Michael Fremer , a subscriber to the 92 degree SRA idea, has also found out that no stylus/cantilever manufacturer can guarantee SRA better then + or - 2 degrees. With a 9" arm that's a variation of 8mm at the pillar either way according to his figures.
So it seems that the only practical answer is to eyeball a level arm tube to start then vary either side up or down until the best sounding average over a number of sides is decided upon. Just what I have been doing for several decades :-)
Follow Ups:
I'm sure the intention is that a user may infer that this number (in the drawing) is the typical height after deflection when the VTA specification has been achieved.
However, without tolerances, those dimensions cannot be taken as "specifications". Different manufacturers seem to specify the dimensions differently, with varying deviation from the drawings. AT specify the AT120/440/etc as being 17.3mm. I have consistently measured between 0.05 to 0.12mm higher with an uncertainty of ±0.01mm. This suggests that the drawing assumes the ACTUAL undeflected height as being the more likely reference (allowing for about 0.5mm). My DL304 on the other hand measured 0.72±0.01mm higher suggesting that 15.5mm (unspecified tolerance) must be after deflection.
It largely depends on the cantilever length. The tip to mounting hole centre is the parameter that varies directly with cantilever length and so for a given VTA specification, the cartridge height will change.
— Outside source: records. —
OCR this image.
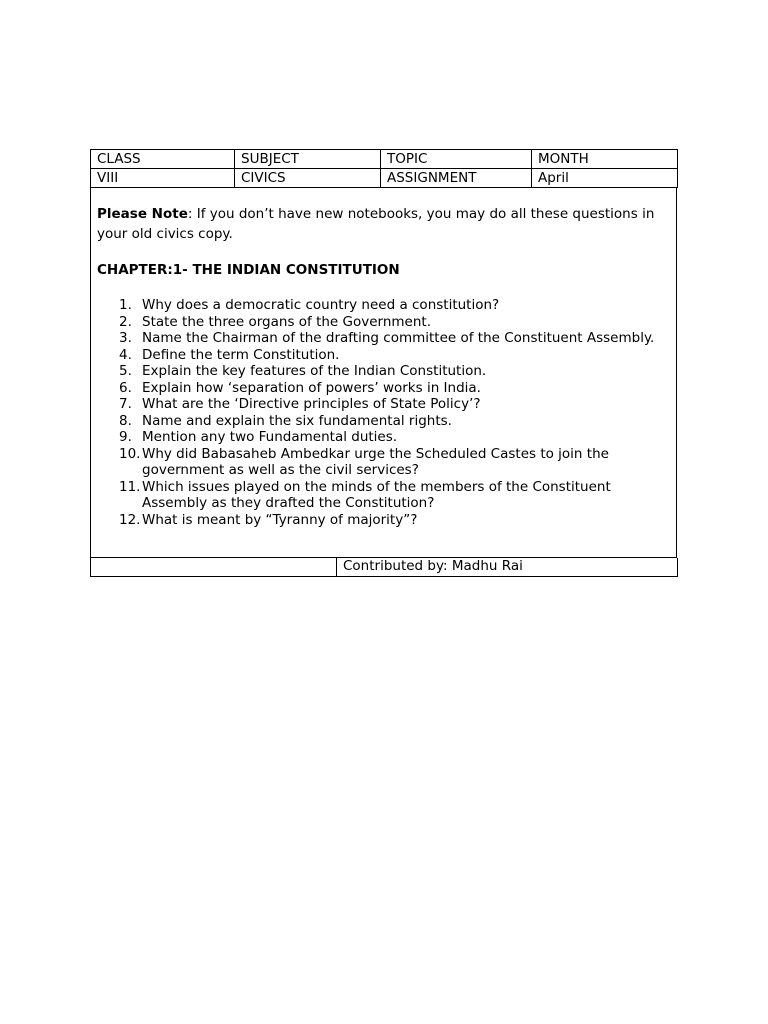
CLASS	SUBJECT	TOPIC	MONTH
VIII	CIVICS	ASSIGNMENT	April

Please Note: If you don’t have new notebooks, you may do all these questions in your old civics copy.

CHAPTER:1- THE INDIAN CONSTITUTION
1. Why does a democratic country need a constitution?
2. State the three organs of the Government.
3. Name the Chairman of the drafting committee of the Constituent Assembly.
4. Define the term Constitution.
5. Explain the key features of the Indian Constitution.
6. Explain how ‘separation of powers’ works in India.
7. What are the ‘Directive principles of State Policy’?
8. Name and explain the six fundamental rights.
9. Mention any two Fundamental duties.
10. Why did Babasaheb Ambedkar urge the Scheduled Castes to join the government as well as the civil services?
11. Which issues played on the minds of the members of the Constituent Assembly as they drafted the Constitution?
12. What is meant by “Tyranny of majority”?
	Contributed by: Madhu Rai
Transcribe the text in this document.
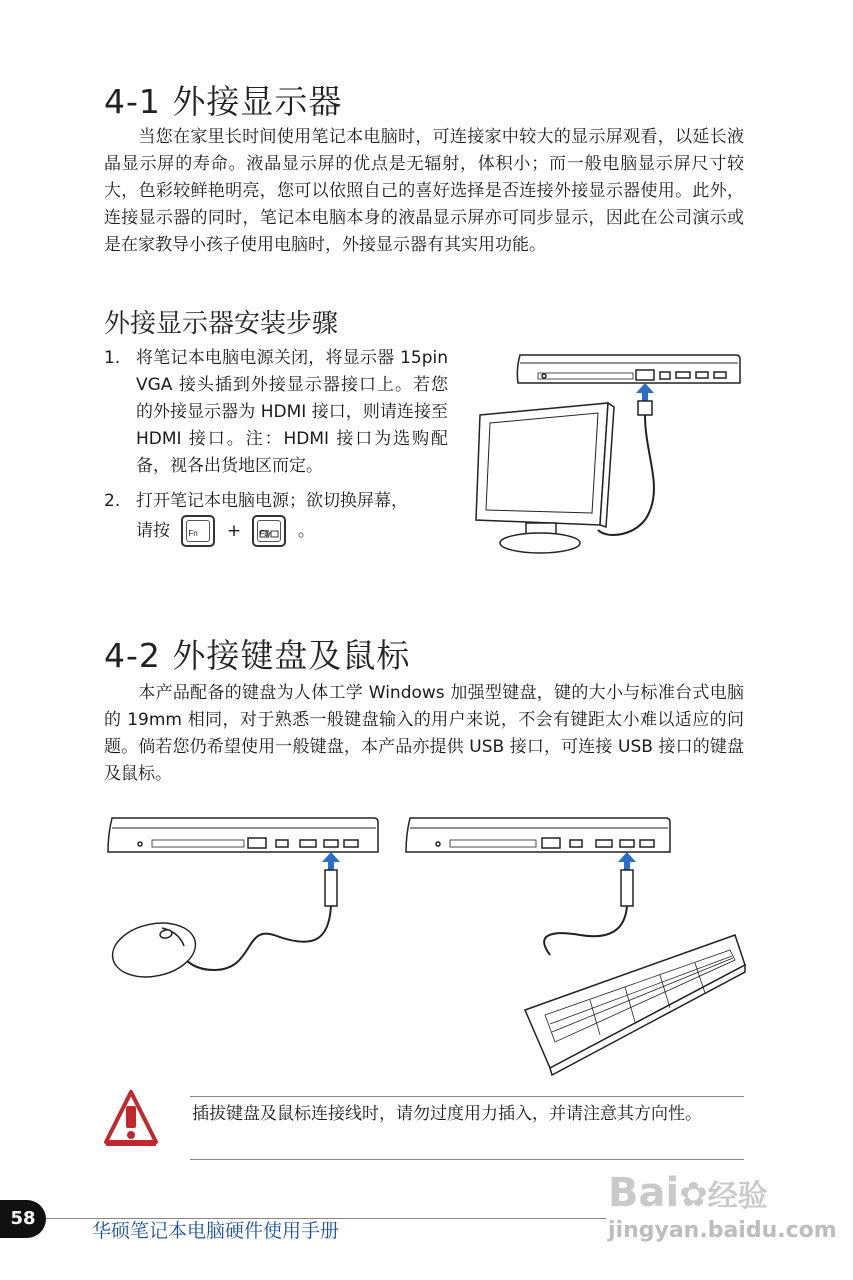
4-1 外接显示器

当您在家里长时间使用笔记本电脑时，可连接家中较大的显示屏观看，以延长液晶显示屏的寿命。液晶显示屏的优点是无辐射，体积小；而一般电脑显示屏尺寸较大，色彩较鲜艳明亮，您可以依照自己的喜好选择是否连接外接显示器使用。此外，连接显示器的同时，笔记本电脑本身的液晶显示屏亦可同步显示，因此在公司演示或是在家教导小孩子使用电脑时，外接显示器有其实用功能。

外接显示器安装步骤
1. 将笔记本电脑电源关闭，将显示器 15pin VGA 接头插到外接显示器接口上。若您的外接显示器为 HDMI 接口，则请连接至 HDMI 接口。注：HDMI 接口为选购配备，视各出货地区而定。
2. 打开笔记本电脑电源；欲切换屏幕，
请按 Fn + F8 。
4-2 外接键盘及鼠标

本产品配备的键盘为人体工学 Windows 加强型键盘，键的大小与标准台式电脑的 19mm 相同，对于熟悉一般键盘输入的用户来说，不会有键距太小难以适应的问题。倘若您仍希望使用一般键盘，本产品亦提供 USB 接口，可连接 USB 接口的键盘及鼠标。

插拔键盘及鼠标连接线时，请勿过度用力插入，并请注意其方向性。

58
华硕笔记本电脑硬件使用手册
Bai✿经验
jingyan.baidu.com
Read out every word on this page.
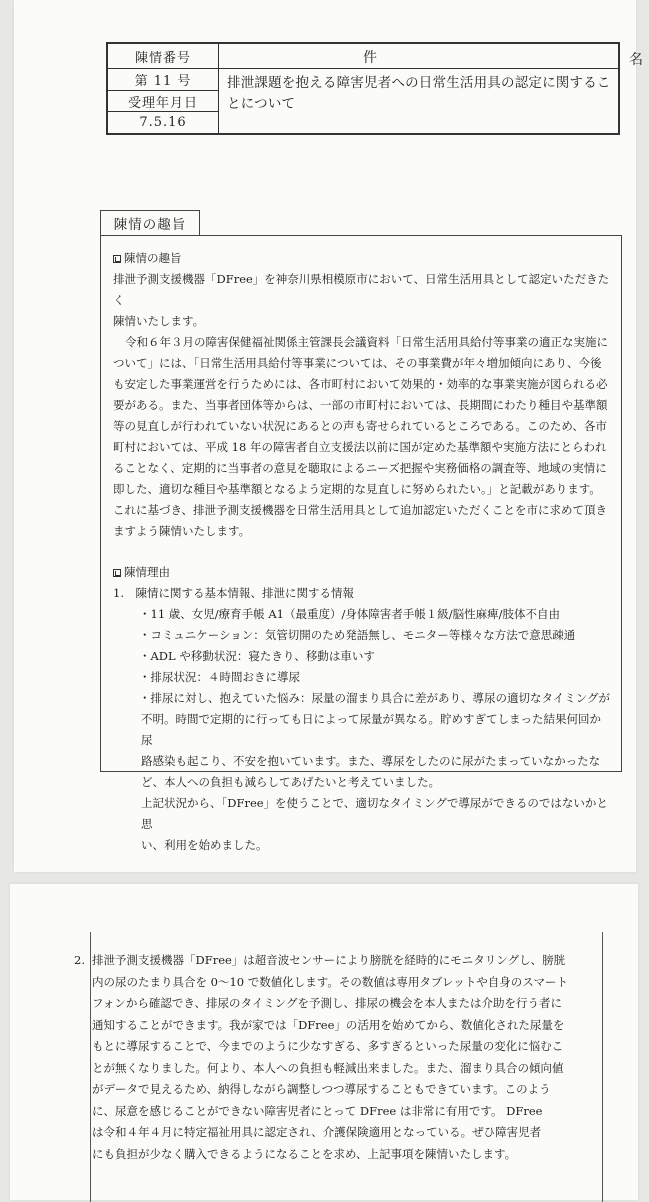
陳情番号	件	名
第 11 号
受理年月日
7.5.16
排泄課題を抱える障害児者への日常生活用具の認定に関するこ
とについて
陳情の趣旨
陳情の趣旨

排泄予測支援機器「DFree」を神奈川県相模原市において、日常生活用具として認定いただきたく

陳情いたします。

令和６年３月の障害保健福祉関係主管課長会議資料「日常生活用具給付等事業の適正な実施に

ついて」には、「日常生活用具給付等事業については、その事業費が年々増加傾向にあり、今後

も安定した事業運営を行うためには、各市町村において効果的・効率的な事業実施が図られる必

要がある。また、当事者団体等からは、一部の市町村においては、長期間にわたり種目や基準額

等の見直しが行われていない状況にあるとの声も寄せられているところである。このため、各市

町村においては、平成 18 年の障害者自立支援法以前に国が定めた基準額や実施方法にとらわれ

ることなく、定期的に当事者の意見を聴取によるニーズ把握や実務価格の調査等、地域の実情に

即した、適切な種目や基準額となるよう定期的な見直しに努められたい。」と記載があります。

これに基づき、排泄予測支援機器を日常生活用具として追加認定いただくことを市に求めて頂き

ますよう陳情いたします。

陳情理由

1.　陳情に関する基本情報、排泄に関する情報

・11 歳、女児/療育手帳 A1（最重度）/身体障害者手帳１級/脳性麻痺/肢体不自由

・コミュニケーション：気管切開のため発語無し、モニター等様々な方法で意思疎通

・ADL や移動状況：寝たきり、移動は車いす

・排尿状況：４時間おきに導尿

・排尿に対し、抱えていた悩み：尿量の溜まり具合に差があり、導尿の適切なタイミングが

不明。時間で定期的に行っても日によって尿量が異なる。貯めすぎてしまった結果何回か尿

路感染も起こり、不安を抱いています。また、導尿をしたのに尿がたまっていなかったな

ど、本人への負担も減らしてあげたいと考えていました。

上記状況から、「DFree」を使うことで、適切なタイミングで導尿ができるのではないかと思

い、利用を始めました。

2. 排泄予測支援機器「DFree」は超音波センサーにより膀胱を経時的にモニタリングし、膀胱

内の尿のたまり具合を 0～10 で数値化します。その数値は専用タブレットや自身のスマート

フォンから確認でき、排尿のタイミングを予測し、排尿の機会を本人または介助を行う者に

通知することができます。我が家では「DFree」の活用を始めてから、数値化された尿量を

もとに導尿することで、今までのように少なすぎる、多すぎるといった尿量の変化に悩むこ

とが無くなりました。何より、本人への負担も軽減出来ました。また、溜まり具合の傾向値

がデータで見えるため、納得しながら調整しつつ導尿することもできています。このよう

に、尿意を感じることができない障害児者にとって DFree は非常に有用です。 DFree

は令和４年４月に特定福祉用具に認定され、介護保険適用となっている。ぜひ障害児者

にも負担が少なく購入できるようになることを求め、上記事項を陳情いたします。
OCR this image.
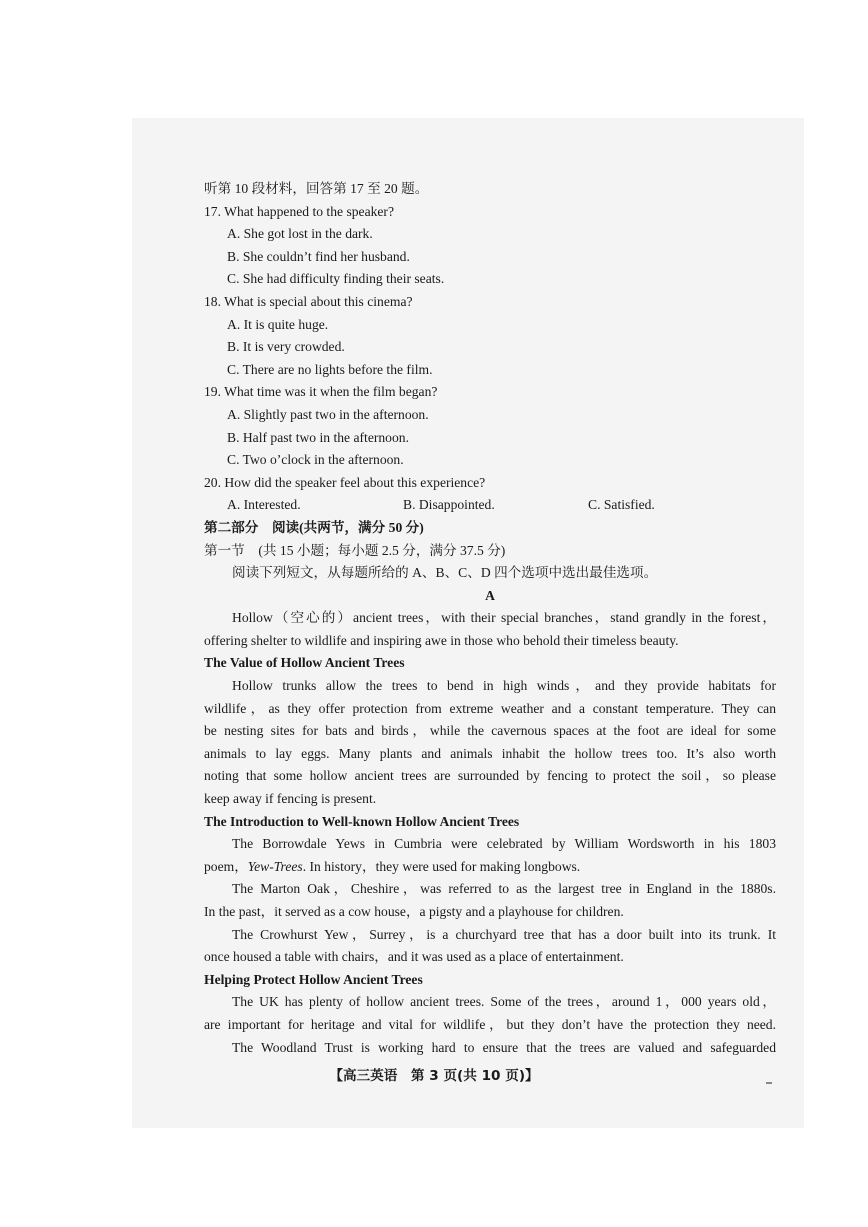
听第 10 段材料，回答第 17 至 20 题。
17. What happened to the speaker?
A. She got lost in the dark.
B. She couldn’t find her husband.
C. She had difficulty finding their seats.
18. What is special about this cinema?
A. It is quite huge.
B. It is very crowded.
C. There are no lights before the film.
19. What time was it when the film began?
A. Slightly past two in the afternoon.
B. Half past two in the afternoon.
C. Two o’clock in the afternoon.
20. How did the speaker feel about this experience?
A. Interested.	B. Disappointed.	C. Satisfied.
第二部分　阅读(共两节，满分 50 分)
第一节　(共 15 小题；每小题 2.5 分，满分 37.5 分)
阅读下列短文，从每题所给的 A、B、C、D 四个选项中选出最佳选项。
A
Hollow（空心的）ancient trees，with their special branches，stand grandly in the forest，
offering shelter to wildlife and inspiring awe in those who behold their timeless beauty.
The Value of Hollow Ancient Trees
Hollow trunks allow the trees to bend in high winds，and they provide habitats for
wildlife，as they offer protection from extreme weather and a constant temperature. They can
be nesting sites for bats and birds，while the cavernous spaces at the foot are ideal for some
animals to lay eggs. Many plants and animals inhabit the hollow trees too. It’s also worth
noting that some hollow ancient trees are surrounded by fencing to protect the soil，so please
keep away if fencing is present.
The Introduction to Well-known Hollow Ancient Trees
The Borrowdale Yews in Cumbria were celebrated by William Wordsworth in his 1803
poem，Yew-Trees. In history，they were used for making longbows.
The Marton Oak，Cheshire，was referred to as the largest tree in England in the 1880s.
In the past，it served as a cow house，a pigsty and a playhouse for children.
The Crowhurst Yew，Surrey，is a churchyard tree that has a door built into its trunk. It
once housed a table with chairs，and it was used as a place of entertainment.
Helping Protect Hollow Ancient Trees
The UK has plenty of hollow ancient trees. Some of the trees，around 1，000 years old，
are important for heritage and vital for wildlife，but they don’t have the protection they need.
The Woodland Trust is working hard to ensure that the trees are valued and safeguarded
【高三英语　第 3 页(共 10 页)】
I am measuring the undeflected dimension as the SL1200 arm height scale is calibrated to THIS value. Using the static compliance figure for the stylus, one can infer the deflection for a given VTF to be the "in use" height. I normally "fine tune by ear" at this point as there will be an uncertainty of roughly ±0.1mm in the drawing dimensions I would assume, so a rough guess would be to subtract about 0.5mm off the undeflected height taking into account recommended VTF (in combination with static compliance).
Regards Anthony
"Beauty is Truth, Truth Beauty.." Keats
A good point about cantilever deflection which I had overlooked.